Known as RTF-EXPAR (Reverse Transcription-Free - EXPonential Amplification Reaction), it avoids the ‘reverse transcription’ method of converting to RNA to DNA, which both PCR and LAMP tests rely on. Instead, the Birmingham test uses a new RNA-to-DNA conversion step, pairing it with an alternative method for DNA amplification. Combined, the two strands of RTF-EXPAR give a sample-to-signal time of under 10 minutes, even for low viral levels. The research is published in Proceedings of the National Academy of Sciences.
“Both the reverse transcription and amplification steps slow down existing COVID assays that are based on nucleic acid detection, compared to antigen tests, such as lateral flow, which do not have these steps,” explained Professor Tim Dafforn, from Birmingham’s School of Biosciences.

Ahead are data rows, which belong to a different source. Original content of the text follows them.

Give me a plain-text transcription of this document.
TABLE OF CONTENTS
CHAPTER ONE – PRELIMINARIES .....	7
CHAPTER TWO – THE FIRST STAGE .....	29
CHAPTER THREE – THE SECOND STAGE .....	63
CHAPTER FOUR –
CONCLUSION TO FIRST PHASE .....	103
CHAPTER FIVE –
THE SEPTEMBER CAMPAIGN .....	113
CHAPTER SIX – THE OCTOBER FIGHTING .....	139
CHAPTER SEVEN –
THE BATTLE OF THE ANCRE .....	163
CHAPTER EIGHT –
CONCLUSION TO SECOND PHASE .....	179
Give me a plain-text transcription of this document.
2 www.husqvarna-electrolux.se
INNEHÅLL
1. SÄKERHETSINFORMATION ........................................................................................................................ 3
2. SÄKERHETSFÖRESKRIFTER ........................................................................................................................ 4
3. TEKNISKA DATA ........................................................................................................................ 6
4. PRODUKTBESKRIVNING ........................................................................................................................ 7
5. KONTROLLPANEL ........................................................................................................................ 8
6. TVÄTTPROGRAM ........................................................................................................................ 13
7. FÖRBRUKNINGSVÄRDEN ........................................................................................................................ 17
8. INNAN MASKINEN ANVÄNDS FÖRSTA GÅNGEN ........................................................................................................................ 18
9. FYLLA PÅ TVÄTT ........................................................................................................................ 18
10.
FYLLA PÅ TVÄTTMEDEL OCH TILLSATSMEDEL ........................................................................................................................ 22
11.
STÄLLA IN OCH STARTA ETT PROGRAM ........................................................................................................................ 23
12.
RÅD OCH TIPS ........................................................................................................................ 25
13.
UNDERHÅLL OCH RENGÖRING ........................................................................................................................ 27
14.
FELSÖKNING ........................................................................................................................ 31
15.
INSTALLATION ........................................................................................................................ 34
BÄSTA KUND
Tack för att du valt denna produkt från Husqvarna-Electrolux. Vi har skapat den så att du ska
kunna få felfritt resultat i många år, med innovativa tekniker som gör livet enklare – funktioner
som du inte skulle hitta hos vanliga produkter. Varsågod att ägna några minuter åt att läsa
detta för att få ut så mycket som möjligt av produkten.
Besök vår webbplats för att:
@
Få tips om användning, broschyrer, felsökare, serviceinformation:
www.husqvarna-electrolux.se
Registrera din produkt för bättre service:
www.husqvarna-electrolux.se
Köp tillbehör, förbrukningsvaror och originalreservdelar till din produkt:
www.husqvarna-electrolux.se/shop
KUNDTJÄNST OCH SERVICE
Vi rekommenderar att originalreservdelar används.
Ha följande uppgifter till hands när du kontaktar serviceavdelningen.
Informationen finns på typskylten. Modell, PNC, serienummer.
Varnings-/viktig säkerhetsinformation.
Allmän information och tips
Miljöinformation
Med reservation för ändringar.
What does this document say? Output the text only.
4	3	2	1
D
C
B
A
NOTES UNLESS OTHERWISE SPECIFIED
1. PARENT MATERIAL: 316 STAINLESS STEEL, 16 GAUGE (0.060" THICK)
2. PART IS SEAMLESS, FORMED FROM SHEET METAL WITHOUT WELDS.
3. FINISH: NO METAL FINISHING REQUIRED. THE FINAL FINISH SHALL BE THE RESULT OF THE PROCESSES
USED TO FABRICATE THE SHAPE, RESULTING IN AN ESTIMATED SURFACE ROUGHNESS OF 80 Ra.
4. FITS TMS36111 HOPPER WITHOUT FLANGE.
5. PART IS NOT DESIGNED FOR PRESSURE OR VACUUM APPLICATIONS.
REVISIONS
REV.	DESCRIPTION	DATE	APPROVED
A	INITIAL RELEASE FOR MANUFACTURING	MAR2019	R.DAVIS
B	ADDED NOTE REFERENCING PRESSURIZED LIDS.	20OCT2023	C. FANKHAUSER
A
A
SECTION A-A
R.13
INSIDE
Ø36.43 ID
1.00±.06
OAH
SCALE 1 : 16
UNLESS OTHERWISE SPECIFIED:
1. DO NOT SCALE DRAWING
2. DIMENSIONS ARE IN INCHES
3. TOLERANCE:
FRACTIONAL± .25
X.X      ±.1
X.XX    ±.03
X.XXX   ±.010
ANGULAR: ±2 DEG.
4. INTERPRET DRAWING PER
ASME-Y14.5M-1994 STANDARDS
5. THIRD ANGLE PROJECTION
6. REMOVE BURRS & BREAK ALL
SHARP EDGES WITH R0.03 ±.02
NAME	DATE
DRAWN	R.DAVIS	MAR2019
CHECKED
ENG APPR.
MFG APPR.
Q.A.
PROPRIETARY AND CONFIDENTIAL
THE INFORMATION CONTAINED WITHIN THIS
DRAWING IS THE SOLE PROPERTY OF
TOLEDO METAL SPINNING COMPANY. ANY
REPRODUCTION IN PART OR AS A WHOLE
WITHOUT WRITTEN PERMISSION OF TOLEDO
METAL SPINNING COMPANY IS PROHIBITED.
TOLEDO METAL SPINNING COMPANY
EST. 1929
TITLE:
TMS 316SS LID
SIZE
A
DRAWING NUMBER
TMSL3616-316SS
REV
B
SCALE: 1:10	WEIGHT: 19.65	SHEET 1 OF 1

However, while this makes lateral flow tests faster than those based on PCR and LAMP, in return they are typically less sensitive. An ideal test would be one that is both sufficiently sensitive and speedy – our test, called RTF-EXPAR, achieves this goal.”
The study revealed that the RTF-EXPAR method converts under 10 strands of RNA into billions of copies of DNA in under 10 minutes, using a one-pot assay that is compatible with more basic, benchtop equipment than that used with current testing methods.
RTF-EXPAR also demonstrated significant improvements over both PCR and LAMP-based assays on time to signal detection. At low concentrations of RNA (7.25 copies/µL), the time to signal detection was 42.67 (± 0.47) minutes for PCR, 11.25 (± 0.20) minutes for LAMP, and 8.75 (± 0.35) minutes for EXPAR. At high (1450 copies/µL) concentrations of viral RNA, the time to signal detection was 34.00 (± 0.00) minutes for PCR, 11.25 (± 0.20) minutes for LAMP, and 3.08 (± 0.42) minutes for EXPAR.
“EXPAR amplifies DNA at a single temperature, thus avoiding lengthy heating and cooling steps found in PCR,” said Professor Dafforn.
“However, while LAMP also uses a single temperature for amplification, EXPAR is a simpler and a more direct process, in which much smaller strands are amplified. This makes EXPAR an even faster DNA amplification technique than not only PCR but also LAMP.”
The Birmingham team is currently seeking partners to help commercialise the technology and roll it out as widely as possible.